La grand-mère : Ils vont vendre la maison, je vais bientôt mourir, je ne sais pas comment, je sais que je vais mourir là et que je ne reverrais plus ma maison, c’est bientôt la vente, j’ai signé les papiers, c’est mon fils qui m’a tout expliqué, l’un d’eux, avant de déjeuner dehors, j’ai chaud mais je ne veux pas quitter mon gilet, mon chemisier ne suffit pas, je n’aime pas l’air sur ma peau, les bains de soleil très peu pour moi, où est ma travailleuse ? Je ne l’ai pas avec moi à l’ehpad, Delphine dit qu’elle n’est plus là, elle a disparu, j’aimerais l’avoir avec moi, je ne me sens pas entière sans elle, je baisse la tête et je souris quand ma petite fille se rappelle des heures de repassage, le calme, la douceur des tissus, je me souviens de ces moments-là, cette petite fille calme qui ne disait pas grand-chose, qui restait à côté de la table à repasser, m’écouter lui dire que c’est ce que je préférais le linge. Je veux remettre mon gilet, je ne veux pas rentrer et ce café est trop chaud, je vais me brûler.
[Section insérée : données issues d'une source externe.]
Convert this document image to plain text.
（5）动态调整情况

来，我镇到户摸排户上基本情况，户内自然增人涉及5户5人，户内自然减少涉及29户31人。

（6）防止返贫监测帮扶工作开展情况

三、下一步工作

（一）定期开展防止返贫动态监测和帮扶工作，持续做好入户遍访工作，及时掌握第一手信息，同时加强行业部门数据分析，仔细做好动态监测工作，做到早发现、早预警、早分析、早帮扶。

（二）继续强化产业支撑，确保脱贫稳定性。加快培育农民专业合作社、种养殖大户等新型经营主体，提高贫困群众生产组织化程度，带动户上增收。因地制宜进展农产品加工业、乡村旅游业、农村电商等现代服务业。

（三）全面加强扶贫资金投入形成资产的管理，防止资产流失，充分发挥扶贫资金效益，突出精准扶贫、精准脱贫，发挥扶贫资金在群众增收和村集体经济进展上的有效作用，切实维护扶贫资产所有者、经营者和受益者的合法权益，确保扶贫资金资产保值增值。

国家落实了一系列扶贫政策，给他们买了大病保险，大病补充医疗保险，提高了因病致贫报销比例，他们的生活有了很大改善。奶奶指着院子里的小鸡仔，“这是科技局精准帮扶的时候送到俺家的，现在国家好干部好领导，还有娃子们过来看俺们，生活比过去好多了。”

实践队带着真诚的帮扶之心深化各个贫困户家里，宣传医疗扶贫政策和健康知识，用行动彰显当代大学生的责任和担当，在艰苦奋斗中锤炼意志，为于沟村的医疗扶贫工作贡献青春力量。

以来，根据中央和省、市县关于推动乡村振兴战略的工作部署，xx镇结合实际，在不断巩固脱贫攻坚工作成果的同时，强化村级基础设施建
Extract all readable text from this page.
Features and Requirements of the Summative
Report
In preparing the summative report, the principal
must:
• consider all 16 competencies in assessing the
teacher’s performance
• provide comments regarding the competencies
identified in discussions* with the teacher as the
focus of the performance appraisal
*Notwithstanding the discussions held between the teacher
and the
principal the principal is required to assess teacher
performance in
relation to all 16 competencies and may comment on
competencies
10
La belle-fille : elle a trop chaud, j’ai hésité à les faire tous manger à l’intérieur, on aurait été au frais, ma belle-mère est enfermée tout le temps, elle ne prend pas l’air, je sais qu’elle n’aime pas la chaleur, ni le soleil, elle fermait toujours les volets et sur la fin elle ne sortait plus de chez elle, c’est pas bien de s’enfermer, ça fait longtemps qu’elle ne fait plus rien, elle ne change pas ses vêtements, et ce gilet fin que je lui ai apporté à l’ehpad elle ne le met pas, elle lui préfère ce gilet chaud et tâché, ses enfants ne font rien, je m’occupe de tout depuis des années, mais le cœur n’y est pas toujours, j’ai beaucoup à gérer, alors pour elle je le fais, elle s’est beaucoup occupée des enfants, mais il faut toujours la pousser, depuis le temps qu’elle est déprimée, et maintenant qu’elle est à l’ehpad elle ne va pas aux activités, elle ne voulait pas manger sur ma terrasse, profiter du jardin, elle a chaud, je vais lui retirer son gilet, elle est toute rouge, elle aurait dû mettre le plus léger, celui que je lui ai acheté et qu’elle ne met pas, couleur saumon pourtant ça la changeait, elle qui est toujours habillée en bleu marine et blanc.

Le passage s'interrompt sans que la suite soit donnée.